Обсуждать невыносимые условия никому не приходит в голову. Да это только теперь их можно назвать невыносимыми. Тогда их выносили безропотно. Днем вся речь — только двух типов: жалобы на боль и призыв «санитар! банку!». Перед ночью к двум означенным темам добавляются воспоминания о боях. Лексика того языка, на котором ведутся рассказы, всего слов на пять-шесть богаче, чем язык, предложенный Ф. М. Достоевским в «Дневнике писателя», и состоявший, как мы помним, из одного весьма короткого односложного слова. То есть, в нашем госпитальном языке шесть-семь слов.
Типичная фраза: «Слышу, б…, летят. Ну я, б…, думаю, а он х…к, х…к, и все. Потом, как е…л! Ну, б…!» — всем все было понятно. Рассказчик угадывается по голосу и направлению, откуда идет вещание. Слушаем, не перебивая, а солируем по очереди.
Потом началась дезинфекция, прожарка обмундирования, мытье. Потом я вдвоем с одним «ходячим» оказался в малюсенькой пустой совхозной квартирке. Пока мой ходячий уходил на прогулки, промысел (Какой? А какой угодно, что попадется) и на кухню за официальной пищей, я занимался другим делом. С трудом передвигаясь с помощью костыля и палки, я обнаружил в одном углу комнаты мешок с фасолью. Сосед добывал дрова и уголь, приносил воду, а я в его отсутствие варил фасоль. Вкусно и сытно.
В один из дней немцы подвергли сильной бомбежке Миллерово в двадцати километрах севернее Тарасовки. Земля и стекла дрожали целый час, а столбы дыма занимали полнеба и были так высоки, что казалось все происходит рядом, за холмом.
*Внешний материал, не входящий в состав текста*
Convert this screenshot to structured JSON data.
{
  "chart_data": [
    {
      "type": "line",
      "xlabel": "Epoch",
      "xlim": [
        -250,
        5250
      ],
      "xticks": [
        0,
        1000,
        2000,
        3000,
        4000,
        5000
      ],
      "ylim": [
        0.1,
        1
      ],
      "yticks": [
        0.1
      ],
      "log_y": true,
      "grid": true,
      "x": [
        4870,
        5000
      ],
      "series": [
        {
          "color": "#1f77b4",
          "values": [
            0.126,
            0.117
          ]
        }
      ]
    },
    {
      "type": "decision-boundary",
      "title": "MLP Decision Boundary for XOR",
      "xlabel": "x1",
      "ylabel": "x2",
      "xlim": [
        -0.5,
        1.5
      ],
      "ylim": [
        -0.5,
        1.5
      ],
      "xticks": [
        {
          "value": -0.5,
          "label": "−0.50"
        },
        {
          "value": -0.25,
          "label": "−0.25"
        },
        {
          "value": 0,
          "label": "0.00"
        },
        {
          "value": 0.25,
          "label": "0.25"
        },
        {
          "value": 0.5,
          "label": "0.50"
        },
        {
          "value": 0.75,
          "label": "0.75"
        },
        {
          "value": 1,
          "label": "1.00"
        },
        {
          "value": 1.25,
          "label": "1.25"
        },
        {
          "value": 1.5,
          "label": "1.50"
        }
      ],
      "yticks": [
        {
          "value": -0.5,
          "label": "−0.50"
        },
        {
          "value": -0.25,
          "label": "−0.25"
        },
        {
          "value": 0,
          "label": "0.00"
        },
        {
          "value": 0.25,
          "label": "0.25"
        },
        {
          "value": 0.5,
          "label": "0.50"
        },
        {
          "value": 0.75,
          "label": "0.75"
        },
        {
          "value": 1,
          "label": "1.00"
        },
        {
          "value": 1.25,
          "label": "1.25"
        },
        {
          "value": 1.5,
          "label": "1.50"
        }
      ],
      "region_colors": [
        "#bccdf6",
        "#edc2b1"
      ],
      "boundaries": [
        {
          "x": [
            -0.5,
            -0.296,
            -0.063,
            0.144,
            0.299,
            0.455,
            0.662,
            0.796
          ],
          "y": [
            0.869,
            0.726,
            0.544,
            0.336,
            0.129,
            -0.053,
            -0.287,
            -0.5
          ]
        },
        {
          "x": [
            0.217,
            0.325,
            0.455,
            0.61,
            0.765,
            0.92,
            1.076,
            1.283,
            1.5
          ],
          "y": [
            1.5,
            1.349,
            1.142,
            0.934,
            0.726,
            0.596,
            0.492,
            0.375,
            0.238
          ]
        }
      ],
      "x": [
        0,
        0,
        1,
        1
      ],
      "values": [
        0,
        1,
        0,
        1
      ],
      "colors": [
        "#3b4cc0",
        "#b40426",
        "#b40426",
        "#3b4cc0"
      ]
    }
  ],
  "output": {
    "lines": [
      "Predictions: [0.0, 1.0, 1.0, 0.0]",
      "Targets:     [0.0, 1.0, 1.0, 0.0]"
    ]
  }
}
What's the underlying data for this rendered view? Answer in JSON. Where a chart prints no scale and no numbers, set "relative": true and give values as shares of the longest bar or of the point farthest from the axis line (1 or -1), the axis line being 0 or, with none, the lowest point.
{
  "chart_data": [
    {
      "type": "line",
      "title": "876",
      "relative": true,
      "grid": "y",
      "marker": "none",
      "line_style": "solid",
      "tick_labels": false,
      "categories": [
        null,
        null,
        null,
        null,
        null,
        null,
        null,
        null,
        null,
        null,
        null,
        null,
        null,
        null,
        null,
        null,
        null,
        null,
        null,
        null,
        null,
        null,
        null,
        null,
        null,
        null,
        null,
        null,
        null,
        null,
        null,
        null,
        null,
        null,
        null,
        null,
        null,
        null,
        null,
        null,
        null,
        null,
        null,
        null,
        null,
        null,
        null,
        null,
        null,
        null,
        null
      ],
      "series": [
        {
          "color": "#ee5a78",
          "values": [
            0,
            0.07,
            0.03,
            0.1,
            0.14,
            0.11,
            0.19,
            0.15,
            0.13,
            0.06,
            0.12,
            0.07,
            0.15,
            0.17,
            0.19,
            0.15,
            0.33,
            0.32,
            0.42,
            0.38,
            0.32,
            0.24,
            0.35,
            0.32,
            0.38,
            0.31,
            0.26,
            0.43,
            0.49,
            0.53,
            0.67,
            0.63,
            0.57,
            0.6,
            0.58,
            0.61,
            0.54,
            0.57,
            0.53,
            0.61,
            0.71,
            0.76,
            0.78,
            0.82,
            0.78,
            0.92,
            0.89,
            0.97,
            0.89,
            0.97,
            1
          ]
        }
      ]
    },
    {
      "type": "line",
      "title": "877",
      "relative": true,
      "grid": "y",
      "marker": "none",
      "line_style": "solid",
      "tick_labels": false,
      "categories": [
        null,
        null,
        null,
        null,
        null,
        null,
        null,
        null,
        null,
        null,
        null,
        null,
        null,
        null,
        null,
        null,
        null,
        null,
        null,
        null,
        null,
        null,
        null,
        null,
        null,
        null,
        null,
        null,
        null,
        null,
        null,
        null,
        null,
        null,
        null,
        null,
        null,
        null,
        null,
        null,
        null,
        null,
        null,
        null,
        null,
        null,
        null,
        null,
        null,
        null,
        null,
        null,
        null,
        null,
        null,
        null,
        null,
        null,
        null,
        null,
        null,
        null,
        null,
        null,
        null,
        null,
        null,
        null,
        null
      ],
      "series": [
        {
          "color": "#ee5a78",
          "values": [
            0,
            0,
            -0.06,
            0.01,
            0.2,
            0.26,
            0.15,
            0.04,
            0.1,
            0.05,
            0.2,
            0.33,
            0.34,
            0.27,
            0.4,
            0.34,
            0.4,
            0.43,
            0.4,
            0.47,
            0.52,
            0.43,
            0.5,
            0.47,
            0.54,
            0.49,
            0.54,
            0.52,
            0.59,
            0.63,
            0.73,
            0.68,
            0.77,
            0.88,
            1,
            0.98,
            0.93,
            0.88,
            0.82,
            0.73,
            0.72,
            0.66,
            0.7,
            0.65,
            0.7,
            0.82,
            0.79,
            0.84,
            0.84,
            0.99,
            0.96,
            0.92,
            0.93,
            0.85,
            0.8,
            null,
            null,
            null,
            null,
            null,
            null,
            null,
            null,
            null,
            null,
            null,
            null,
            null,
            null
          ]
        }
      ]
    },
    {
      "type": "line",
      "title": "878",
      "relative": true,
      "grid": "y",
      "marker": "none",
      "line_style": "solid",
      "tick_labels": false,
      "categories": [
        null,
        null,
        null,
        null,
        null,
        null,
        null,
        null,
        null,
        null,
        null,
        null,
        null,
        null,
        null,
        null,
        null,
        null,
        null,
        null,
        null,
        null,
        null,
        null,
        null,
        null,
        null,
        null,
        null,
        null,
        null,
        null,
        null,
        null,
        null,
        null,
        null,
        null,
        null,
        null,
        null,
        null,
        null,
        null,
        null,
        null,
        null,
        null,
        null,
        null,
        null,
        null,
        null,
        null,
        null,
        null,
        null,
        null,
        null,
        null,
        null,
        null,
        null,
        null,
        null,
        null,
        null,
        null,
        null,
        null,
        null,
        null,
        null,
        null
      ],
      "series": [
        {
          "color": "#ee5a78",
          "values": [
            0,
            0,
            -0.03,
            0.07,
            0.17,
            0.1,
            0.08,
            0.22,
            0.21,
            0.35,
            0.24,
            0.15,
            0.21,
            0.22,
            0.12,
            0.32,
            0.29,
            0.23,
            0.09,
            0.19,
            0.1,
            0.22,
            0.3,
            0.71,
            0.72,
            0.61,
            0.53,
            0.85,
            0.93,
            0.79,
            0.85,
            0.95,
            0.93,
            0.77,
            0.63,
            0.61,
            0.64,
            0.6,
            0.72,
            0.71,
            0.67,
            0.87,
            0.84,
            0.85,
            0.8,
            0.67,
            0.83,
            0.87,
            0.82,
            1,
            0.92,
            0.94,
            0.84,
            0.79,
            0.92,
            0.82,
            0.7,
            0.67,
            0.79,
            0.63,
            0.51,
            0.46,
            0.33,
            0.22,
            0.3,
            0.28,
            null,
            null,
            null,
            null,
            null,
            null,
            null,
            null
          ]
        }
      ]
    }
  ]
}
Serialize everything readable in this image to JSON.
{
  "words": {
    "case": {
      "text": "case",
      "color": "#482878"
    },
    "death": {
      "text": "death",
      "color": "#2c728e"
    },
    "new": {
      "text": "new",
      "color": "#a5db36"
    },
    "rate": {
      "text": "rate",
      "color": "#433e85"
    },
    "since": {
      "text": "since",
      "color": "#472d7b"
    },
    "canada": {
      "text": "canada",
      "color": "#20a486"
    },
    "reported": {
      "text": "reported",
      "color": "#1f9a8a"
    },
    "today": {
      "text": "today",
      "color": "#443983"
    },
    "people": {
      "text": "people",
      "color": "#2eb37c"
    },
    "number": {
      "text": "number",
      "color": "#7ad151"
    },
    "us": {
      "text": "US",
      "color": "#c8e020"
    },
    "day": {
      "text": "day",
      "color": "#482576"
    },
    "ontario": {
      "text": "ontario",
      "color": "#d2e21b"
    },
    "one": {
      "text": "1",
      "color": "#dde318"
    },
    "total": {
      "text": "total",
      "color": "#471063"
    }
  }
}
Возвратившимся хозяевам квартирки немного фасоли еще осталось, а нас вернули в прежнюю палату, где на полу уже были приготовлены набитые соломой тюфяки. К концу марта, когда железную дорогу восстановили, нас погрузили в теплушки. Нары были только нижние. На них тюфяки, простыни (!) и одеяла. Приятно постукивало и покачивало. Ощущалось надежное умиротворяющее движение от фронта.